Abraham helped himself up to the counter to do some early morning sketching.
I do my computer work, last minute home learning planning, and some handwork first thing in the morning. My goal is to be up and out of bed by 5:15 each morning. This is my work area. It is in the kitchen but overlooks the open living and dining area. This is what it looked like this morning.
Thomas, at sixteen, has come down with the chicken pox. Five of our children spent the weekend in the Boston area with their Poppa two week's ago to see the Lion King and he must have picked it up while there. He is not feeling all that well, but thankfully he does seem to have a fairly mild case. He is eating his breakfast this morning. (We are keeping in mind that the next several weeks in our household will probably involve caring for children with the chicken pox as each child comes down with it - at least we are hoping they do.)

Starting the process of my almost daily bread baking.
Nolan beginning his math upstairs on his desk.

Mike's early morning work area (the workshop will be nice....)
Now, Abraham doing some beading.
And the on the woodstove top this morning - sap to boil off and butter melting to make cookies.
What are your early morning like?
Warm wishes, Tonya
Thursday, September 17, 2009
Canning Tomatoes
We have Roma tomatoes this year to can and they make a wonderful sauce.
In our new rustic cottage, we do have electricity and the previous owner left a blender. My dear homesteader and neighbor suggested to me that I just wash cut and throw the tomatoes into the blender, heat, and then can. How simple is that! Wow - no boiling the whole tomatoes, dipping in cold water, peeling the skin off, running through the food mill.

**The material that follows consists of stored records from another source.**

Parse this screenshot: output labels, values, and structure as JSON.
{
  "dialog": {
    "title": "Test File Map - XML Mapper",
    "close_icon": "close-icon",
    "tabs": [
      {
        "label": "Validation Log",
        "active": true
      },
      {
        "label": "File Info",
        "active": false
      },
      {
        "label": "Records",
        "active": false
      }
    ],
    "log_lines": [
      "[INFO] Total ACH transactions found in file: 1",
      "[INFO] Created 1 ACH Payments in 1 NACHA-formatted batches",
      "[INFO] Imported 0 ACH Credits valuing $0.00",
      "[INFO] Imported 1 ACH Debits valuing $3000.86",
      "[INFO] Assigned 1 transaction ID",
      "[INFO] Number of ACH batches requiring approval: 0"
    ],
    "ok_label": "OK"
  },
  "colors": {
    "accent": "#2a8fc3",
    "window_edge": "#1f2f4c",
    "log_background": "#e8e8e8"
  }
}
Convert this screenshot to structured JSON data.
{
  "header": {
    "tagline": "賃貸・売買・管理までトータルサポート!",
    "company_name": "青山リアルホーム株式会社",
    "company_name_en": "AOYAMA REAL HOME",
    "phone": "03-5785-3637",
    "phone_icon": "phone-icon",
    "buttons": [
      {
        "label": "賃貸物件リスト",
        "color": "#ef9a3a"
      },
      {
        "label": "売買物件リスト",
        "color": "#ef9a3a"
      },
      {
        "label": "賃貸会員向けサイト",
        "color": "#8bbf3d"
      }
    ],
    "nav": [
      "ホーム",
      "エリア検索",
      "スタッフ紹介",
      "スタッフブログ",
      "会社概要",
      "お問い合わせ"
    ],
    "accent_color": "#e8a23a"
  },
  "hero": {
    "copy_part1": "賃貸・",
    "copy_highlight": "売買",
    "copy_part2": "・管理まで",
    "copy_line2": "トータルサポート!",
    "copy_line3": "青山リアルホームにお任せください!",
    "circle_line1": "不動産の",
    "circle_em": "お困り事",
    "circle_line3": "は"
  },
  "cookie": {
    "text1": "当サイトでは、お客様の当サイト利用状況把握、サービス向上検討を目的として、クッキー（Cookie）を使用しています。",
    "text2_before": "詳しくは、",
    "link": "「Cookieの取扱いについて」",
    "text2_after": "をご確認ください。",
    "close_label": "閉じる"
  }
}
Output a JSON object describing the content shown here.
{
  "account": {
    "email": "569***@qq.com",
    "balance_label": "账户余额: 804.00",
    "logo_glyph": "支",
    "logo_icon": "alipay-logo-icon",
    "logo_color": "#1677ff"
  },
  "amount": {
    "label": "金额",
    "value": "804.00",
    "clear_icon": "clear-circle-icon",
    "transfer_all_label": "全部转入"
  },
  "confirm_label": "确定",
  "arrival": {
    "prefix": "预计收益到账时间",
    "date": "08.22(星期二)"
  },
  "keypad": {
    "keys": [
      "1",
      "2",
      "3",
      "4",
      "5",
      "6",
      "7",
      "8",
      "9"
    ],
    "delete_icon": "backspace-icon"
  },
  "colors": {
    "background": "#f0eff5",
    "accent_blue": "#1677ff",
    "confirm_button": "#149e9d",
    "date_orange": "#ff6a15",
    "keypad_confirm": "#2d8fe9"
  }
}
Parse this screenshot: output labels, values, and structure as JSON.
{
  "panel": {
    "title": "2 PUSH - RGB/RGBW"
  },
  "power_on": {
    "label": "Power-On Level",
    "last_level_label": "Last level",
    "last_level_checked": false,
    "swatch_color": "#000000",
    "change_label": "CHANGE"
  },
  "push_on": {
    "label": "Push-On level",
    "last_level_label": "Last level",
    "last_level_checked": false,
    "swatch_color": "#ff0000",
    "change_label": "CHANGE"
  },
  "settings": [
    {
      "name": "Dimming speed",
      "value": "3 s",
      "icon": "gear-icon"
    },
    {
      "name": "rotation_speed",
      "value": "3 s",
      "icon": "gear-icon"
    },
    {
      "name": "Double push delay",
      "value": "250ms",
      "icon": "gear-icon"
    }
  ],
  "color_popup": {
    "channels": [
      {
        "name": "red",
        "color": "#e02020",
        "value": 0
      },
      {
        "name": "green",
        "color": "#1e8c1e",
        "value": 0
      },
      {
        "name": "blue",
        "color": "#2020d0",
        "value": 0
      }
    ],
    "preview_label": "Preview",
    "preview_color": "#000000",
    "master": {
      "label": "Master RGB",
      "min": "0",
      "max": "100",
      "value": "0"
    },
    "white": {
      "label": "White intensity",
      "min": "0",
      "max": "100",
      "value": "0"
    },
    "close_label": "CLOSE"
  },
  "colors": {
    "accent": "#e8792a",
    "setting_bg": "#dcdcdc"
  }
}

Eight quarts were canned yesterday afternoon and I have been enjoying making fresh sauce at will with the baskets of tomatoes. And there was just enough coolness in the air to use the woodstove to heat up the canning water and cook the tomatoes a bit before transferring to the stove top for the boiling time.

To make sauce:
Blend enough tomatoes (skins and all)
In a heavy large saucepan, I add olive oil and chopped onions and garlic to saute.
Next add the tomatoes. Add flour (thickener), seasoning such as basil, oregano, thyme, pepper, salt. Add some sugar to your taste. Let heat up to a soft boil and then turn down to simmer for 45 minutes. Simple and delicious!